Personal details
- Born: Jamshedpur, Bihar (now Jharkhand), India

= Rameesh Kailasam =

Indian writer

Rameesh Kailasam (Ramesh Kailasam) is currently the President & CEO of IndiaTech.org, a think tank and industry group set up by Indian startup founders and funds for supporting internet-based startups and is considered as the emerging voice of the Indian startups in the internet space. He was inducted into the Board of Directors of NCC, a very large Indian Corporate in the Construction Sector listed on the Indian Stock Exchange as an Independent Director in February 2024.

In 2015, he was awarded the Young Achiever award by the Institute of Cost Accountants of India, under the Ministry of Corporate Affairs for his work towards promoting Good Governance at the Government and private sector.

He is a regular columnist in prominent Indian newspapers and appears on Indian television on governance reforms and policy discussions. He has also proposed to the Government of India various enabling regulations in the startup space including facilitating the listing of Indian startups in stock exchanges in India and need for regulations around emerging areas such as gaming and cryptocurrency.

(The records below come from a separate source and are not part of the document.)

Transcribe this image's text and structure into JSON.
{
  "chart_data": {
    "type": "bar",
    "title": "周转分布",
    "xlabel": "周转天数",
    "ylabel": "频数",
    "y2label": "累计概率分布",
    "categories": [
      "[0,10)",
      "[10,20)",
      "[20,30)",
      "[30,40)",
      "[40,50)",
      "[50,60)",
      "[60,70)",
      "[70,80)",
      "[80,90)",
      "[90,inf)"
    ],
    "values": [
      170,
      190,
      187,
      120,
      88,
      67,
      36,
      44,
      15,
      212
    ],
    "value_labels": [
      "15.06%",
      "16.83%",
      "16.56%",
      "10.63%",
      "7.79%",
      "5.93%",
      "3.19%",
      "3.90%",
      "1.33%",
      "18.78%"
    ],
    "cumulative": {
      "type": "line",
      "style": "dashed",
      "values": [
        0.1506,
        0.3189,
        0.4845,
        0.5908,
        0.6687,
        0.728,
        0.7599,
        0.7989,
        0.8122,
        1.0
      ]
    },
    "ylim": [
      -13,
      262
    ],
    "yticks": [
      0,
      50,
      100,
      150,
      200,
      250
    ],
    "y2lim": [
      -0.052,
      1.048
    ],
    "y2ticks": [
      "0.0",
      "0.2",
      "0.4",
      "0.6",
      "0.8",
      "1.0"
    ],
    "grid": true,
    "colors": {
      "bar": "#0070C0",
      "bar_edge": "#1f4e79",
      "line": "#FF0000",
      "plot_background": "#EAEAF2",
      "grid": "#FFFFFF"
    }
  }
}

Prior to joining IndiaTech.org, he was Managing Director at APCO Worldwide heading the firm's India operations across different sectors on matters of policy and advocacy and establishing the public affairs practice for the firm in India. Before APCO, he served as vice president for Governmental Programs at IBM for India & South Asia, where he represented the company in a number of policy engagements with the Government. Before this, he worked with Applied Materials and worked closely on India's semiconductor and solar policies including the creation of India's National Solar Mission. Before this, he served at the Oracle-HP e-governance Center of Excellence wherein he supported the creation of several e-governance policies and national mission mode projects with many governments in India and overseas.

He has been involved in creating next-generation administrative reforms and e-government in various States and central Governments in India and was actively involved in setting up and running the Centre for Good Governance at the Government of Andhra Pradesh. Through this Centre, he drove various governance reforms in Financial Accountability, Finance, urban and rural governance, Health, Education, and governance reforms. He was involved in building several applications and pilots around mobile phones for governments from 2005 onwards.

He is a visiting guest faculty on Governance reforms, policy-making, and advocacy at various reputed Institutions in India like the Indian Institute of Management, Management Development Institute, Institute of Chartered Financial Analysts of India, Indian School of Public Policy & OPJGU including lectures at various international forums such as World Fiduciary Forum of World Bank, Commonwealth Association for Public Administration and Management, WEF and UN organizations. He has authored more than 200 papers and reports many of which have been adopted for driving policy in India and many other countries. He has over 27+ years of experience in the policy and advocacy space. Rameesh holds multiple qualifications in Accounting, Finance, and Technology, as well as policy and governance reforms.

Rameesh is a polyglot and speaks multiple languages including English, Tamil, Telugu, Hindi, Bengali etc. Having grown in different parts of India including Jamshedpur, Kolkata, Tandur, Bailadila, Kirandul, Ramagundam, Ongole, Chennai, Hyderabad and Gurugram etc.